Choć prezydent USA Joe Biden zapowiada odbudowę relacji z Europą i powrót do starych sojuszy, trzeba sporej naiwności, by wierzyć, że można cofnąć czas. Nie, podobnie jak w polskiej polityce, bez względu na to, czy ktoś lubi PiS, czy też krytykuje tę partię, nie ma jednak powrotu do tego, co było przed 2015 rokiem, tak samo będzie w polityce światowej. Widać to bardzo wyraźnie w kilku obszarach. Przede wszystkim Europa wcale nie czeka z otwartymi ramionami na Amerykanów. Trump wojował z kanclerz Niemiec Angelą Merkel i bardzo krytykował Niemcy za forsowanie budowy gazociągu Nord Stream 2. Dziwił się, że Europa z niepokojem patrzy na Rosję, a równocześnie daje jej zarobić i uzależnia się od niej energetycznie. Biden – choć zapowiada ocieplenie z Niemcami – jest sceptyczny zarówno wobec budowy gazociągu, jak i samej Rosji. Z jednej strony więc bezpieczeństwo Europy gwarantowane jest dzięki obecności militarnej USA na naszym kontynencie, ale z drugiej wielu Niemców i Francuzów chciałoby wrócić do robienia interesów z Rosjanami, jakby nie było aneksji Krymu i wojny z Ukrainą. A przy tym Europa wcale nie chce większego zaangażowania USA w naszym regionie. Coraz popularniejszy jest koncept „strategicznej suwerenności”, w którym to Unia Europejska, szczególnie po brexicie, stara się pod wodzą Francji i Niemiec zbudować regionalną potęgę, nie oglądając się na USA.
Innym niechętnym wobec Bidena gestem było podpisanie pod koniec roku umowy Unia Europejska–Chiny. I znów – wojnę handlową z Chinami prowadził Trump, ale Biden tego kierunku wcale nie zmieni. A tuż przed inauguracją swojej prezydentury dostał zimny prysznic w postaci podpisanej przez Angelę Merkel umowy handlowo-inwestycyjnej z Chinami. A zatem kolejnym sygnałem Europa pokazuje Stanom, że nie bardzo chce się z nimi liczyć.
Skąd więc w Europie taki entuzjazm wywołany zwycięstwem Bidena. Wielu przedstawicieli nurtów lewicowych i liberalnych uznało zwycięstwo Bidena za triumfalny sukces liberalizmu.
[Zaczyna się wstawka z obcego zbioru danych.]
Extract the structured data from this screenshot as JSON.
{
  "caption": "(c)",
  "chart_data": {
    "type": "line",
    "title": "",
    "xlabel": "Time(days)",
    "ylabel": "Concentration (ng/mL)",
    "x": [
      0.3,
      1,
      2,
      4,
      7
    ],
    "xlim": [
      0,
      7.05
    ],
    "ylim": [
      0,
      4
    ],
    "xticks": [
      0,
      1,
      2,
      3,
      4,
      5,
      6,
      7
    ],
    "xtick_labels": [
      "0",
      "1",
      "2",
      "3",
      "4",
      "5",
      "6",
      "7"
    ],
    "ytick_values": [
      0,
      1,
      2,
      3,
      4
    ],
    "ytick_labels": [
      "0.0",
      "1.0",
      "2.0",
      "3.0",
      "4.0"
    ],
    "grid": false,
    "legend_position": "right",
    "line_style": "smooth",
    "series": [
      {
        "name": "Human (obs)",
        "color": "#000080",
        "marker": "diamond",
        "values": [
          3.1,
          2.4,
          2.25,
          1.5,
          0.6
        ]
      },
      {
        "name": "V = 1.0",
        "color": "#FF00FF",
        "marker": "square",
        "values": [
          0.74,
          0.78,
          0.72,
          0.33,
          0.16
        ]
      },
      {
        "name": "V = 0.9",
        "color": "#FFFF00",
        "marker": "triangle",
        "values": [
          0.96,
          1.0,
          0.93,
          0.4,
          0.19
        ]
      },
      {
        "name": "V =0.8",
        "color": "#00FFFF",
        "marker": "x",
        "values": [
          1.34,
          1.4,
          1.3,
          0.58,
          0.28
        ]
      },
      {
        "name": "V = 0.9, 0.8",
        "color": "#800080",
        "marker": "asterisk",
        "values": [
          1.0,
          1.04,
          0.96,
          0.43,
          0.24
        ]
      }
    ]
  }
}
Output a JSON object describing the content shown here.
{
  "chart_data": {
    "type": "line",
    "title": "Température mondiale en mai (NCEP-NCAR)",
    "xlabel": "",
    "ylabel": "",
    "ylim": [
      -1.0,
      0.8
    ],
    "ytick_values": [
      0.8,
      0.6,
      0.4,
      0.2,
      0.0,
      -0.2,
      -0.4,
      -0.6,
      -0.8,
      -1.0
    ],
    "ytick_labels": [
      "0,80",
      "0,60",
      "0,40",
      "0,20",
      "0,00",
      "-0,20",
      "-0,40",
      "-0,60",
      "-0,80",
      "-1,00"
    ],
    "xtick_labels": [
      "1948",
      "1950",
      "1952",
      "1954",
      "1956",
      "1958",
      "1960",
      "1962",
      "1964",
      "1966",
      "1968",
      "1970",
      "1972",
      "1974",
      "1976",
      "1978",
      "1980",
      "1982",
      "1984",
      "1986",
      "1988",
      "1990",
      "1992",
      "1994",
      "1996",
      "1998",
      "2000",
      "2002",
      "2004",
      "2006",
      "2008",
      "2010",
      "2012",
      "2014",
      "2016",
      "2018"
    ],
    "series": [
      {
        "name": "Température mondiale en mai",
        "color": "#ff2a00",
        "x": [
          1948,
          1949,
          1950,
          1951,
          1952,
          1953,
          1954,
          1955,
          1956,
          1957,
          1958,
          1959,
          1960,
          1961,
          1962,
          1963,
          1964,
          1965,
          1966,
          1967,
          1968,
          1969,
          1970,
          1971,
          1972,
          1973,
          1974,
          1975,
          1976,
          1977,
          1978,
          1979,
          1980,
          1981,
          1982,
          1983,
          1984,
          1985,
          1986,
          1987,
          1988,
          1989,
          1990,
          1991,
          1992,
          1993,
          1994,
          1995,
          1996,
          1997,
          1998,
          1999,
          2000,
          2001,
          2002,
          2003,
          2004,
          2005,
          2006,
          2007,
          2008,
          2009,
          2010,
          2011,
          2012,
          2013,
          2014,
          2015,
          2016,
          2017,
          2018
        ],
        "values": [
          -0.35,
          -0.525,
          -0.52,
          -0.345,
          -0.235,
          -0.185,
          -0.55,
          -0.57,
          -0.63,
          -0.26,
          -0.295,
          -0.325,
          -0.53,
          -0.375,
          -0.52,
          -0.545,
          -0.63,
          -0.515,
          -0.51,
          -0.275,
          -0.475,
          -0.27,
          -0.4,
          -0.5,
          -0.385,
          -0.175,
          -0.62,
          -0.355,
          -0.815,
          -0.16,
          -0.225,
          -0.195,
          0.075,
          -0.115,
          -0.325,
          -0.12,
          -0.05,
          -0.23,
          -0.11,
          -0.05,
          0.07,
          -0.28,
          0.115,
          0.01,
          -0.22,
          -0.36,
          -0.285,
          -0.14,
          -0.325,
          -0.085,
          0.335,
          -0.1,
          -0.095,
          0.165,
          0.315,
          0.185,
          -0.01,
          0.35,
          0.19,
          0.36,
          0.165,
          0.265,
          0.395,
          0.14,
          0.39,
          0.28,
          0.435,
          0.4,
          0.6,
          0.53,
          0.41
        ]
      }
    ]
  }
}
Liczą, że pod względem wartości będzie to sukces, który zatrzyma marsz narodowych i populistycznych partii prawicowych. Liberalna opozycja w Polsce, nie mogąc pokonać PiS, symbolicznie cieszy się z pokonania Trumpa przez Bidena, licząc, że tak samo wkrótce stanie w się w Polsce.
Ale to bardzo krótkowzroczne. Po pierwsze, nie cofnie się już czasu do liberalnej prezydentury Baracka Obamy. Można się z Trumpem nie zgadzać, ale był on odpowiedzią na poważne problemy, z jakimi boryka się amerykańskie społeczeństwo. Trump przegrał, ale dostał ponad 70 mln głosów – więcej niż jakikolwiek wcześniej kandydat, który wygrał wybory. Przegrał z Bidenem, który ustanowił nowy rekord głosów. Ale tych 70 mln wyborców Trumpa nie zniknie. Tak jak nie znikną problemy, nierówności, lęki i nadzieje, które oni pokładali w Trumpie. Biden zapewnia, że chce zjednoczyć Amerykanów. Ale w pierwszych decyzjach odwraca kolejne decyzje swego poprzednika na zasadzie ostrej politycznej konfrontacji. Trudno byłoby oczekiwać, by nie spełniał złożonych w kampanii obietnic, problem w tym, że jego wyborcy oczekują od niego rozprawy z trumpizmem, a nie zrozumienia jego przyczyn. W ten sposób liberalnego ładu się nie przywróci, a kolejne miesiące prezydentury Bidena mogą być dla liberalnego świata coraz większym zawodem.